Discussion:
Soft commit and new replica types
Vadim Ivanov
2018-12-08 10:42:45 UTC
Permalink
Before 7.x all replicas in SolrCloud were NRT type.
And following rules were applicable:
https://stackoverflow.com/questions/45998804/when-should-we-apply-hard-commit-and-soft-commit-in-solr
and
https://lucene.apache.org/solr/guide/7_5/updatehandlers-in-solrconfig.html#commit-and-softcommit

But having new TLOG and PULL replica types causing some mess in that explanations.
From Ref guide we have:
" NRT is the only type of replica that supports soft-commits..."
"If TLOG replica does become a leader, it will behave the same as if it was a NRT type of replica."
Does it mean, that if we do not have NRT replicas in the cluster then
autoSoftCommit section in solconfig.xml Ignored completely (even on TLOG leader)?

<autoSoftCommit>
<maxTime>60000</maxTime>
</autoSoftCommit>

Should we say that in autoCommit section openSearcher is always true in that case?

<autoCommit>
<maxDocs>10000</maxDocs>
<maxTime>30000</maxTime>
<maxSize>512m</maxSize>
<openSearcher>false</openSearcher>
</autoCommit>

Does it mean that new Searcher always starts on all replicas when hard commit happens on leader?
Some words in Ref Guide about new replica types in section #commit-and-softcommit seems to be usefull.
--
Vadim
Edward Ribeiro
2018-12-08 21:42:14 UTC
Permalink
Some insights in the new replica types below:

On Sat, December 8, 2018 08:42, Vadim Ivanov <
Post by Vadim Ivanov
" NRT is the only type of replica that supports soft-commits..."
"If TLOG replica does become a leader, it will behave the same as if it
was a NRT type of replica."
Does it mean, that if we do not have NRT replicas in the cluster then
autoSoftCommit section in solconfig.xml Ignored completely (even on TLOG leader)?
No, not completely.
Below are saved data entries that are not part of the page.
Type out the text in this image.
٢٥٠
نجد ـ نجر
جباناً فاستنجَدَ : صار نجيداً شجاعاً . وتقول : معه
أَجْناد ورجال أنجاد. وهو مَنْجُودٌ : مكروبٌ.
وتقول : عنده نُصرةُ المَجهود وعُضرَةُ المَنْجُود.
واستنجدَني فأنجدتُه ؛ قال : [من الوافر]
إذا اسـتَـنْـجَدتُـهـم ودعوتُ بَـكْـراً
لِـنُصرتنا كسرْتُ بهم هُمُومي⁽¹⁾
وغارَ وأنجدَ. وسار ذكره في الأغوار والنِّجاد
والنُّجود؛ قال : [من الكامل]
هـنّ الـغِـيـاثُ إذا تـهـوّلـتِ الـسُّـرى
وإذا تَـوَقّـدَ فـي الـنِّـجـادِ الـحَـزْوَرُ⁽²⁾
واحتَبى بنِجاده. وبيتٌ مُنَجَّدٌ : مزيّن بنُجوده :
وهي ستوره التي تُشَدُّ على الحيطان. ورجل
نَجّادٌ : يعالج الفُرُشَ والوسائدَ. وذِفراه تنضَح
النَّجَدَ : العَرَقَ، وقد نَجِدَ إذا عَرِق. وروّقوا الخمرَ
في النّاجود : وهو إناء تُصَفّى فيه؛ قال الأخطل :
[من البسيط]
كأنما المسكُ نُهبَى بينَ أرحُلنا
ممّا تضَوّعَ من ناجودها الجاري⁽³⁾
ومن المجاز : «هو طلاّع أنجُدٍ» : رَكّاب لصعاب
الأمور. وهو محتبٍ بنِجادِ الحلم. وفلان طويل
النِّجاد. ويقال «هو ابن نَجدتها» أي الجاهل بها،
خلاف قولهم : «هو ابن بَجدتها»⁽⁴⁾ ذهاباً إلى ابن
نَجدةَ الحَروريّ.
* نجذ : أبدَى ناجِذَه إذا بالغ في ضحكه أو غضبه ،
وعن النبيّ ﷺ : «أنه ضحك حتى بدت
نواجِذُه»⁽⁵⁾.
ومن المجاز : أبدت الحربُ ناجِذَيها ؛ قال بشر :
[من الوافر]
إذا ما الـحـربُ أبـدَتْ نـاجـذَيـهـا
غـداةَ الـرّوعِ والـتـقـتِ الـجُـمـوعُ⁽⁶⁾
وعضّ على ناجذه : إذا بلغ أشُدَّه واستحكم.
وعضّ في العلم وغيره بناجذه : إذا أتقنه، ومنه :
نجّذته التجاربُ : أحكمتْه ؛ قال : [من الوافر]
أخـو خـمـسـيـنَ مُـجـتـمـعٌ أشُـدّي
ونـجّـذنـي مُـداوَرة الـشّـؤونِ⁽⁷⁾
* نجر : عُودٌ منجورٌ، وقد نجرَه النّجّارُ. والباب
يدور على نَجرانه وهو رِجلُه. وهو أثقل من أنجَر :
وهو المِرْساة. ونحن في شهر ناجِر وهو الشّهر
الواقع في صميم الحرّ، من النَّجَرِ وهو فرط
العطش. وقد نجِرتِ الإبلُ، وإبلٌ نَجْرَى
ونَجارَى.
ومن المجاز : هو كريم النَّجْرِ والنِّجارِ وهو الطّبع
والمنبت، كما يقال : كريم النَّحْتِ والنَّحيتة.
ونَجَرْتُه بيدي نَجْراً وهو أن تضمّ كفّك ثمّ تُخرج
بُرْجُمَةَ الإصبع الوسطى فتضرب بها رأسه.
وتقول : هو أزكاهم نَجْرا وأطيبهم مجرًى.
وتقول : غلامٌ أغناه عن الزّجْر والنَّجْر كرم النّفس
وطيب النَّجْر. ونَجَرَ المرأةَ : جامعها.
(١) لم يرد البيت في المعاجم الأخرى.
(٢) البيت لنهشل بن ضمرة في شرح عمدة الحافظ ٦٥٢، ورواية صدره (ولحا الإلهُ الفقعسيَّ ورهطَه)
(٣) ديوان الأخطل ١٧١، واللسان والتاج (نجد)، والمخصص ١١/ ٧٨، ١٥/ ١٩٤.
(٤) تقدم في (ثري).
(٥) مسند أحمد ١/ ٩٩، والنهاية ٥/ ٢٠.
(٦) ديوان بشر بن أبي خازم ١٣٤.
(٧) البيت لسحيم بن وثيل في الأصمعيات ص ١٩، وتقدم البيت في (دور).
Both TLOG and PULL nodes will periodically poll the
leader for changes in index segments' files and download those segments
from the leader. If hard commit max time is defined in solrconfig.xml the
polling interval of each replica will be half that value. Or else if the
soft commit max time is defined then the replicas will use half the soft
commit max time as the interval. If neither are defined then the poll
interval will be 3 seconds (hard coded). See here:
https://github.com/apache/lucene-solr/blob/75b183196798232aa6f2dcaaaab117f309119053/solr/core/src/java/org/apache/solr/cloud/ReplicateFromLeader.java#L68-L77

If the TLOG is the leader it will index locally and append the doc to
transaction log as a NRT node would do as well as it will synchronously
replicate the data to other TLOG replicas' transaction logs (PULL nodes
don't have transaction logs). But TLOG/PULL replicas doesn't support soft
commits nor real time gets, afaik.
Post by Vadim Ivanov
<autoSoftCommit>
<maxTime>60000</maxTime>
</autoSoftCommit>
Should we say that in autoCommit section openSearcher is always true in that case?
<autoCommit>
<maxDocs>10000</maxDocs>
<maxTime>30000</maxTime>
<maxSize>512m</maxSize>
<openSearcher>false</openSearcher>
</autoCommit>

Does it mean that new Searcher always starts on all replicas when hard
commit happens on leader?


Nope. Or at least, the searcher is not synchronously created. Each non
leader replica will periodically fetch the index changes from the leader
and open a new searcher to reflect those changes as seen here:
https://github.com/apache/lucene-solr/blob/75b183196798232aa6f2dcaaaab117f309119053/solr/core/src/java/org/apache/solr/handler/IndexFetcher.java#L653
But it's important to note that the potential delay between the leader's
hard commit and the other replicas fetching those changes from the leader
and opening a new searcher to reflect latest changes.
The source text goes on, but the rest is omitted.